Pengamat dalam Tempurung
Saya selalu percaya orang yang memahami problematika dan berani mengkritik seharusnya bersedia mengambil peran memimpin (eksekutif) selama tidak uzur dan tanpa kendala kesehatan. Selain itu, Presidential Treshold harus 0 persen.
Di zona aman pengamat politik, ekonomi, hukum dll. pertemuan duo Refly Harun dan Rocky Gerung mengulang-ulang dialog republik sejak Romawi kuno hingga sekarang terus mirip-mirip sampai 1000 tahun lagi. Bila orang-orang berniat baik juga terbaik di bidangnya tidak mengajukan diri, orang lain yang tidak punya iktikad baik dan buruk kompetensinya bakal mengambil posisi memerintah. Ajukanlah diri, diterima atau tidak, lepas tanggung jawab kritikus. Ini seperti dakwah.
Kemunculan orang-orang kritis sudah seharusnya merupakan awal kelahiran pemimpin masa depan. Ada Bung Mardigu, Mas Faisal Basri juga. Anies Baswedan sudah punya pekerjaan. Mereka semua harus berinisiatif mencalonkan diri sendiri mengikuti jejak pendahulu sebagai calon Presiden atau menteri problem solving. Harus eksplisit ibarat Rizal Ramli ngomong dan tingkah Gatot Nurmantyo ke mana-mana seolah mengatakan, "Sayalah pemimpin kalian.", malah tidak usah merendah sama sekali. Jangan mendahulukan komunikasi baliho, bicaralah di media visual zaman now: televisi dan Youtube. Biarkan masyarakat menatap mata yg tulus. Kecakapan seorang pakar/ahli di bidang spesifik lebih dihargai dan berpeluang daripada buzzer status quo.

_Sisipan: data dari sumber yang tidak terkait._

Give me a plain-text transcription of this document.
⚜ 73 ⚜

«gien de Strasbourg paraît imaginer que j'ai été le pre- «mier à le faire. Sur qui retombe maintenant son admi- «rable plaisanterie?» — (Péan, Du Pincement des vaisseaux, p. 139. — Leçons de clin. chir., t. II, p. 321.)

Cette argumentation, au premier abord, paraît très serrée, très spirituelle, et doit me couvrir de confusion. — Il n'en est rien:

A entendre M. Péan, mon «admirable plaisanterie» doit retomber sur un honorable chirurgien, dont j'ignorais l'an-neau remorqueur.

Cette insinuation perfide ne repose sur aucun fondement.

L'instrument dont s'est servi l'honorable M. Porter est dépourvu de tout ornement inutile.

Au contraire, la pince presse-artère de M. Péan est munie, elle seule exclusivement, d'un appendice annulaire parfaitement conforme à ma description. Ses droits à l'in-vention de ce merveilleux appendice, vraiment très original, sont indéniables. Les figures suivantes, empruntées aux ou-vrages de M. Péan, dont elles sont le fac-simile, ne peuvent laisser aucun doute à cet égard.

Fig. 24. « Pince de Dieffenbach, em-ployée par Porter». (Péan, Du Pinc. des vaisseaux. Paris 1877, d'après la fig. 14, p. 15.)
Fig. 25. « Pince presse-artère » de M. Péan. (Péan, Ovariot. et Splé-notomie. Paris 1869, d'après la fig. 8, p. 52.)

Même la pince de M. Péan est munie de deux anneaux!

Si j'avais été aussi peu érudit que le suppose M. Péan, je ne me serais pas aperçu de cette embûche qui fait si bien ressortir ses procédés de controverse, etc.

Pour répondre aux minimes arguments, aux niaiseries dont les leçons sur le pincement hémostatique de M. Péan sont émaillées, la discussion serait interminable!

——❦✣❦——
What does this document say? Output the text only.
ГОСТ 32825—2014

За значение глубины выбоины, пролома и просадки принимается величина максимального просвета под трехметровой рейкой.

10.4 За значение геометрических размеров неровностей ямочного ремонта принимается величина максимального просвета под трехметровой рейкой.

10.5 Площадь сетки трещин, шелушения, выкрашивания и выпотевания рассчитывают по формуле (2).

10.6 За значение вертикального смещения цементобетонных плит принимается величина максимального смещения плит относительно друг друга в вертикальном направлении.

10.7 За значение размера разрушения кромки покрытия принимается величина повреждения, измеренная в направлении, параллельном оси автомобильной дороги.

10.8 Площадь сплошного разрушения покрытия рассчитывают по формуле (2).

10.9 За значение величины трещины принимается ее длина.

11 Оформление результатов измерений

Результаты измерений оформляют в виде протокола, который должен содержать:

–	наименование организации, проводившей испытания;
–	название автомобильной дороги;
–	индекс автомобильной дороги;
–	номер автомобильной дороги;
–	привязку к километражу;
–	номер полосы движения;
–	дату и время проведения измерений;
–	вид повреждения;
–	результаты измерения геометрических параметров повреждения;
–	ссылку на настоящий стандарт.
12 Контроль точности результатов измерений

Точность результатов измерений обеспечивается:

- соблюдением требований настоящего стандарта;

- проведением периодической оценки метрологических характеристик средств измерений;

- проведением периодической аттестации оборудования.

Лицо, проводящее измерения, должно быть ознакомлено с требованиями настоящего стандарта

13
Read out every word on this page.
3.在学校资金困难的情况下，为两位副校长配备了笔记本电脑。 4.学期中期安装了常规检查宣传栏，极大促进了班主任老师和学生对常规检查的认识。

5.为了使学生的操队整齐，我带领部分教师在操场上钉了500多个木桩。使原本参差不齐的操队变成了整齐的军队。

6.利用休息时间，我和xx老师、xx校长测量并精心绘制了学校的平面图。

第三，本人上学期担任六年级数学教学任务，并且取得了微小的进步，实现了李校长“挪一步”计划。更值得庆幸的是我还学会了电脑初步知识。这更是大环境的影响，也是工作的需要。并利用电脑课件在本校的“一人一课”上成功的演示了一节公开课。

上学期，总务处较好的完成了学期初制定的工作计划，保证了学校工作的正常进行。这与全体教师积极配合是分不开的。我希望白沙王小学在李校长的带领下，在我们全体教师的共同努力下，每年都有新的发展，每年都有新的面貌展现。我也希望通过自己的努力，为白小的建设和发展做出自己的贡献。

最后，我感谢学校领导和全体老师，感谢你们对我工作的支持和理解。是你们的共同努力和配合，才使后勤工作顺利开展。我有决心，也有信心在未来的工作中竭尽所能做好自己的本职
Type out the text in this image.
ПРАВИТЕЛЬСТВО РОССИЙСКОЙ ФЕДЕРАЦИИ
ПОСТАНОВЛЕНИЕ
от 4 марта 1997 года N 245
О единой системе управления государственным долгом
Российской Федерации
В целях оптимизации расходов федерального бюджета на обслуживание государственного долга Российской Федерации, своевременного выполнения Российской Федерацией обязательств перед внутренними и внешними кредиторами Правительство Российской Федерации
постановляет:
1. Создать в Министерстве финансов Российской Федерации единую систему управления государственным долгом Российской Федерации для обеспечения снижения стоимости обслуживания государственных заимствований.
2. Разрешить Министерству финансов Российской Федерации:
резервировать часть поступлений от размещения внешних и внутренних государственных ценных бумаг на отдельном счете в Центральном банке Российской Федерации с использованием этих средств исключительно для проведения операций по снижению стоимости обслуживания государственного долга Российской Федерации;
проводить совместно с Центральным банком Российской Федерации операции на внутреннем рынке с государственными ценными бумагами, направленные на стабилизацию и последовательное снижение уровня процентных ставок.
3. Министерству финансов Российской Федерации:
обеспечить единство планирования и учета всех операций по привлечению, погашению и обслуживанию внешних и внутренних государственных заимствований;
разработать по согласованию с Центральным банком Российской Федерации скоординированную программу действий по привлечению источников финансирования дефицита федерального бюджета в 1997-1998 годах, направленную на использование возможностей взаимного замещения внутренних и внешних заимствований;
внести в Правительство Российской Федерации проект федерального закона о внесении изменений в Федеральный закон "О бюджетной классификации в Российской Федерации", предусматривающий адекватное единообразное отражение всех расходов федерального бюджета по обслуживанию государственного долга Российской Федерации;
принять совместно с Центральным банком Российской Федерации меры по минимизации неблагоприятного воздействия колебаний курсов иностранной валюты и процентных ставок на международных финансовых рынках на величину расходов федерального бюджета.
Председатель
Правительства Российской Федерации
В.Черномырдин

Anda wajib tahu kepercayaan diri pimpinan luar biasa pengaruhnya -psikologi massa. Mengapa pembawaan Soekarno bisa sangat menular di dalam negeri sampai manca negara? Habib Rizieq juga demikian. Anda tidak mesti orator ulung. Cukup bersikap eksplisit bahwa anda tahu caranya dan orang yang tepat membereskan masalah. Pengamat harus terus terang keluar dari tempurung (out of the box), juga secara harfiah (menjadi praktisi).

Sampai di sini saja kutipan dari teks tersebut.